Pages With Attachments Size Extractor

This extractor helps to search all the pages with attachment more than 20 meg in size.

import com.atlassian.confluence.pages.Attachment
import com.atlassian.confluence.pages.Page
import org.apache.lucene.document.Field
import org.apache.lucene.document.StringField

if (searchable instanceof Page) {
    Page page = searchable as Page
    if (page.getAttachments()) {
        long twenty_meg = 20 * 1024 * 1024 // <1>
        long fileSize = page.getAttachments().sum { Attachment attachment -> attachment.getFileSize() } as long // <2>

        if (fileSize && fileSize > twenty_meg) {
            document.add(new StringField("attachment", "20", Field.Store.YES)) // <3>
        }
    }
}

Line 9: Calculate 20 megabytes as bytes.

Line 10: Get all attachments for a page and get total size in bytes.

Line 13: If the total attachment size is large enough, store attachment with value 20 for the page.

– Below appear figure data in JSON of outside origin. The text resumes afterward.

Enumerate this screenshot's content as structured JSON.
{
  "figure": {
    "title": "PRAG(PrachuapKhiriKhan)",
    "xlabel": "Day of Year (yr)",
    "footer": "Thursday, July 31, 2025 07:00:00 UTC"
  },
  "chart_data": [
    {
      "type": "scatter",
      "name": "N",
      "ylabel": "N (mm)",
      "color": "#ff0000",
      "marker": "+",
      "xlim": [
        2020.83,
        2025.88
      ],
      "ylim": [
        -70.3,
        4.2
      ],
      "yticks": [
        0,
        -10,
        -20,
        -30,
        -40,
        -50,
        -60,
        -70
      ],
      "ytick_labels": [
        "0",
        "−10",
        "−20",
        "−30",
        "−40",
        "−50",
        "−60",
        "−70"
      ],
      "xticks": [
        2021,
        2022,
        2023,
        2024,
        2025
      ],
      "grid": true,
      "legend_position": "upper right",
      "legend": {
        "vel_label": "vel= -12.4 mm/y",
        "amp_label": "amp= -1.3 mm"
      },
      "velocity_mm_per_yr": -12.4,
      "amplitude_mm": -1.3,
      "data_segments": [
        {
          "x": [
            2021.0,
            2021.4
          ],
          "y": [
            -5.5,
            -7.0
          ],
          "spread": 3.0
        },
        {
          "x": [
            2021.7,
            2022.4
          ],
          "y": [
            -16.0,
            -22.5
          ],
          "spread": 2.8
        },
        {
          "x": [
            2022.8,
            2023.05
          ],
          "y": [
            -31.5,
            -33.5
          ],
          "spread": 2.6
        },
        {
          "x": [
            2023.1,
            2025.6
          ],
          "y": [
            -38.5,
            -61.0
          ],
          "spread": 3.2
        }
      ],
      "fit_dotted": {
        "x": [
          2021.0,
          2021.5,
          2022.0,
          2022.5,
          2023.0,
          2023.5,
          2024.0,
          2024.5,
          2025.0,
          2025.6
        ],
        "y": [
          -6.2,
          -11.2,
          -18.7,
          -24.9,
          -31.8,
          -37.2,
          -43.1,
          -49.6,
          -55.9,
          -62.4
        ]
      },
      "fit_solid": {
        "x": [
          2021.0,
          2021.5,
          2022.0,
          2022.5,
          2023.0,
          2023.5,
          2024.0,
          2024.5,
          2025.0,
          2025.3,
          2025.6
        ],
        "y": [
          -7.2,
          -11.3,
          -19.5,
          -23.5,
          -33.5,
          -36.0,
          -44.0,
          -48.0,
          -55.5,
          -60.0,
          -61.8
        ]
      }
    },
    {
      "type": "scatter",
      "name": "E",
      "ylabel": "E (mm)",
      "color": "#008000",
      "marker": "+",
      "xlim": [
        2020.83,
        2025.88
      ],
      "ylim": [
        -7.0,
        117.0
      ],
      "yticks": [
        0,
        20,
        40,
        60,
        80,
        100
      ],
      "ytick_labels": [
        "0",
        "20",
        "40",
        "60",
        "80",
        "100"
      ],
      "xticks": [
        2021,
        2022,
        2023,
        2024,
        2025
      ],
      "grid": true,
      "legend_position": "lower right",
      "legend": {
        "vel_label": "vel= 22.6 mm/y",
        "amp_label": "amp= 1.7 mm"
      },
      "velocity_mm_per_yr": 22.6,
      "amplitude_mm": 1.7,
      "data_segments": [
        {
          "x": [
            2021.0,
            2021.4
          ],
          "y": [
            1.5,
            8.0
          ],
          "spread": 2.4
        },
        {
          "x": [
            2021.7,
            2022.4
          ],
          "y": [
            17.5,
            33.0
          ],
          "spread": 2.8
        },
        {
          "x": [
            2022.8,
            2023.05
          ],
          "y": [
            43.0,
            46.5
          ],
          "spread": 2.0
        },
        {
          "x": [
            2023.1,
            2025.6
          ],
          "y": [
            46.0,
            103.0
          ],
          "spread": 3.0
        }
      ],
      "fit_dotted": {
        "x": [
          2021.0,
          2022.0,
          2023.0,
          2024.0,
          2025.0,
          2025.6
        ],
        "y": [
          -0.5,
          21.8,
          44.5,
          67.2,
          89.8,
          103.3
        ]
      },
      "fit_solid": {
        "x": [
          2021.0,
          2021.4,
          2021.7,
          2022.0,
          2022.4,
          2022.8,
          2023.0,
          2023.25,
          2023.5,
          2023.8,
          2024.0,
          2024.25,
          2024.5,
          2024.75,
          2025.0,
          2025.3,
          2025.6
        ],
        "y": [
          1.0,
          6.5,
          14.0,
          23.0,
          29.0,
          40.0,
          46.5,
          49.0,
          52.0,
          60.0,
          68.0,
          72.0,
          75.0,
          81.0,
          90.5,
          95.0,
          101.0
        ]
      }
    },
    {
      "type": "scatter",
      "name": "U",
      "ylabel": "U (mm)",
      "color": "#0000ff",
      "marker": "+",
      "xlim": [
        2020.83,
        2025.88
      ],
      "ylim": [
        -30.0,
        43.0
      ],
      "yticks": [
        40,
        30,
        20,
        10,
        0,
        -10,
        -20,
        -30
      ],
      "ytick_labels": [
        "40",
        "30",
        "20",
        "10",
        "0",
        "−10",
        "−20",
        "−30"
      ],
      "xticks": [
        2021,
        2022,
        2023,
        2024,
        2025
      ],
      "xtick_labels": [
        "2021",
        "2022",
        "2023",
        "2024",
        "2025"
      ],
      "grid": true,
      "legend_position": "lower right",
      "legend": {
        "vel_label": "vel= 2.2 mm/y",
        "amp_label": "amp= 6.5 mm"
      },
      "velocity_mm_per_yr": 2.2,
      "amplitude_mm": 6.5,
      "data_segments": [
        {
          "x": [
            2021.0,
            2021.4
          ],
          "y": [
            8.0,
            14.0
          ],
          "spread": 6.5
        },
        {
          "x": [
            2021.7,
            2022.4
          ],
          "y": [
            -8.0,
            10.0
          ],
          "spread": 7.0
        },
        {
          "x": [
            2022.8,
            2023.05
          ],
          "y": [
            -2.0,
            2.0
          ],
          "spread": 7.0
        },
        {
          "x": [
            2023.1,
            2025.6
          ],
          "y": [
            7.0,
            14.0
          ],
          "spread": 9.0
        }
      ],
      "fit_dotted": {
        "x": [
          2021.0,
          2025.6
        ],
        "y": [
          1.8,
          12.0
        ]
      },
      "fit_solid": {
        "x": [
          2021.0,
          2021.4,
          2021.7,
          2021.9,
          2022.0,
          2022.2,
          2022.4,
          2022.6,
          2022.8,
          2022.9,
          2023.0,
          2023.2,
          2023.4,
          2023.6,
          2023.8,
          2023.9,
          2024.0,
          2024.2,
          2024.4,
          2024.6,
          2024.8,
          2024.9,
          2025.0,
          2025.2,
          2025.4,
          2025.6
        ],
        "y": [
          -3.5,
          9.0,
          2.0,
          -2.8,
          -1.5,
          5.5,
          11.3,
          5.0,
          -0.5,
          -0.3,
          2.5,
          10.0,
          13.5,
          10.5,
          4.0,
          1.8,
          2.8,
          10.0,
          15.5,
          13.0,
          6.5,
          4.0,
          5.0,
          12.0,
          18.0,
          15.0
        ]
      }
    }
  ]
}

The search string for this extractor is attachment : 20.

Page Last Modified By Extractor

This extractor finds all the pages that were last modified by a specific user.

import com.atlassian.confluence.pages.Page
import org.apache.lucene.document.Field
import org.apache.lucene.document.StringField

if (searchable instanceof Page) {
    Page page = searchable as Page
    String name = page.getLastModifier().getName() // <1>
    document.add(new StringField("modifier", name, Field.Store.YES)) // <2>
}

Line 7: Get the name of the last modifier.

Line 8: Store the modifier field with user name as its value.

Use the Confluence username to do a search. For an example if user name is "rfranco" then the search string will be modifier : rfranco.